Well, it's very dangerous. And when you think of how much they have dumped into the air - at one facility in Louisiana they burned 1.7 million pounds of hazardous waste in open air in just one year. And the 61 active burning destination sites that are operating around the United States. And it releases all kinds of dangerous toxins: lead, mercury, chromium. All of these things are health hazards. We know that, and we know it affects the soil and the groundwater and the air. So it's very disturbing and we need to do something about this.
Has this taken place in New Hampshire or is it happening now?
No, I don't see any sign of that in New Hampshire. I've looked at the map and we've got a large number of sites that are going to need some work. But New Hampshire does not seem to be impacted by this.
Why is this issue so important to you?
I care very much about lung health. I have always cared about that. So this is just a natural concern, but also, I was a military spouse, so the exposure to any kind of unnecessary danger you know, for our soldiers and our veterans, is just infuriating. It shouldn't be that way. We need to protect the men and women who protect us. And so I feel pretty passionate about that.
Certainly this is not limited to just people in the military because there are people who live downwind of these sites.
Absolutely. Their families and also the communities that live near them and so many of the federal personnel who work in these facilities, and work on these grounds are also impacted. So it's a large health concern. You couldn't do this. I couldn't do this in my backyard if I released any of this in my backyard. I would see somebody show up immediately. And yet this has been tolerated.
What practical effect do you think a study of this practice will have on the practice overall?
It will have a big impact, just as when we went to get rid of the toxic burning at the burn pits, it took time.
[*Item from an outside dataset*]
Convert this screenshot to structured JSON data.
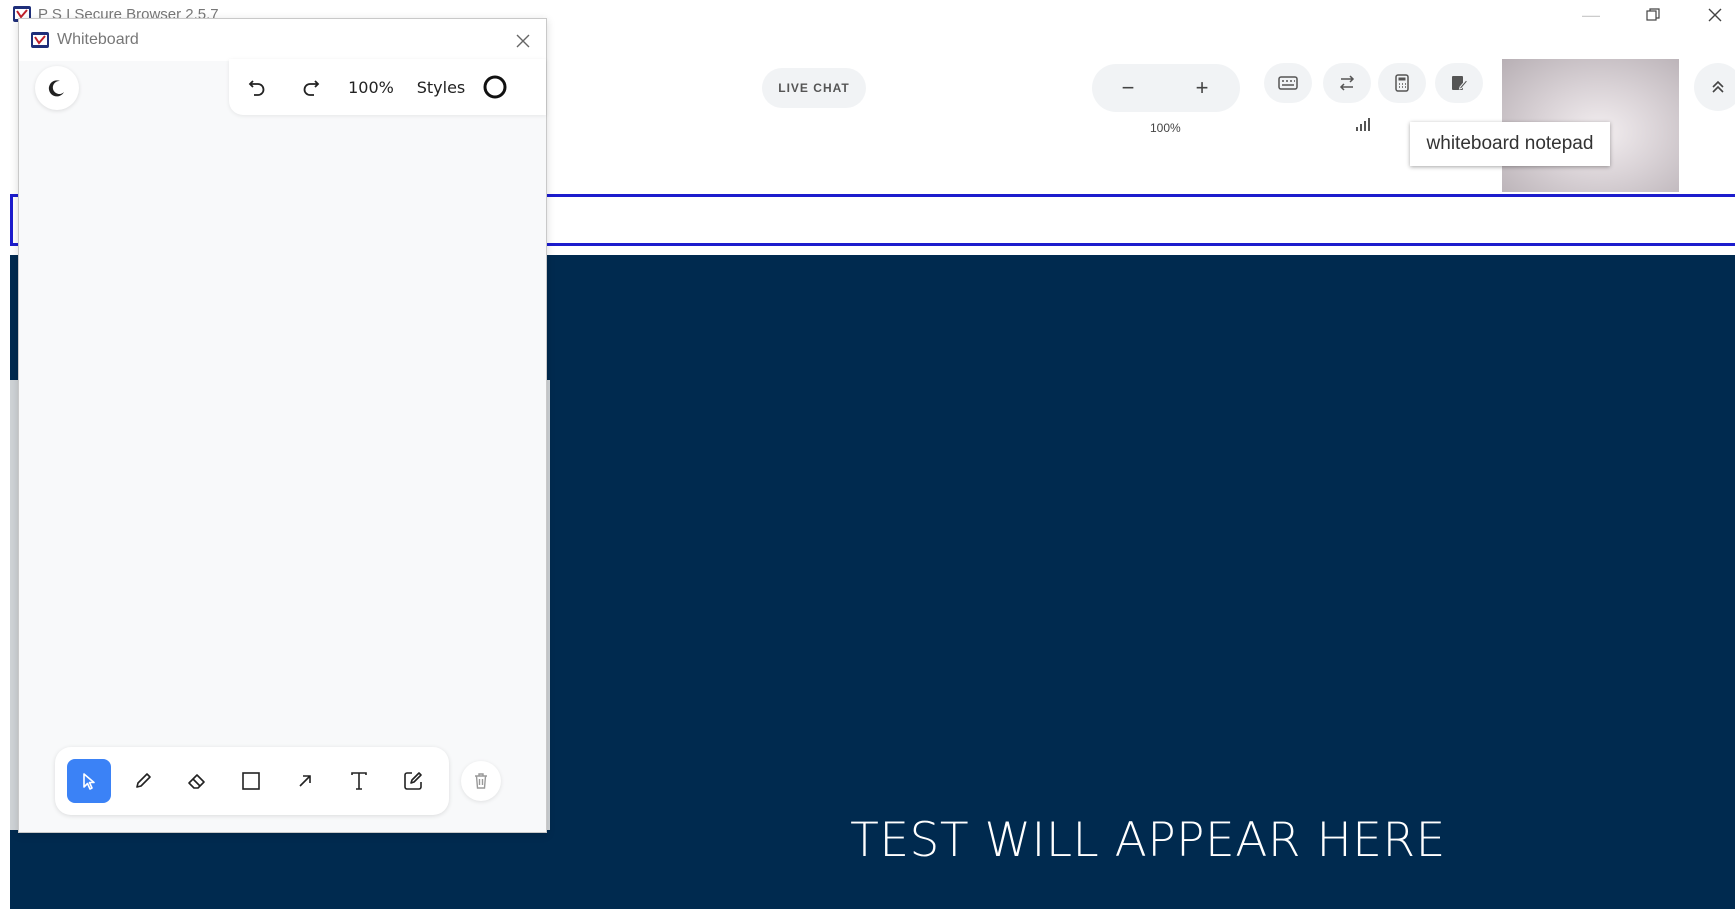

You first have to direct them to do that. But it will have a big impact because what will happen is it will then be reported back to committee and then committee will take action. That's how it generally works. You look at something, you require the study, it comes back to the House Armed Services Committee and then the next steps, you know, for legislation to fix it or some remedy. So this will hopefully have a good outcome. And at the minimum what we've done now, and I want to say that this is a result of good journalism. You know we became aware this through ProPublica, who did great journalism looking at all of this. But what will happen now is this will be on everybody's radar screen.
ProPublica also reported that the Department of Defense and its contractors already routinely violate existing regulations on how they're required to do this. What penalties are imposed for these violations and are they enough?
Well, clearly the fact that there have not been any consequences for these contractors that improperly disposed of this material proves that we need more oversight. And so I actually am going to be writing a letter to Department of Defense and asking - complaining about the lack of contact oversight and asking the Office of Inspector General for duty to to do a study and to look into this.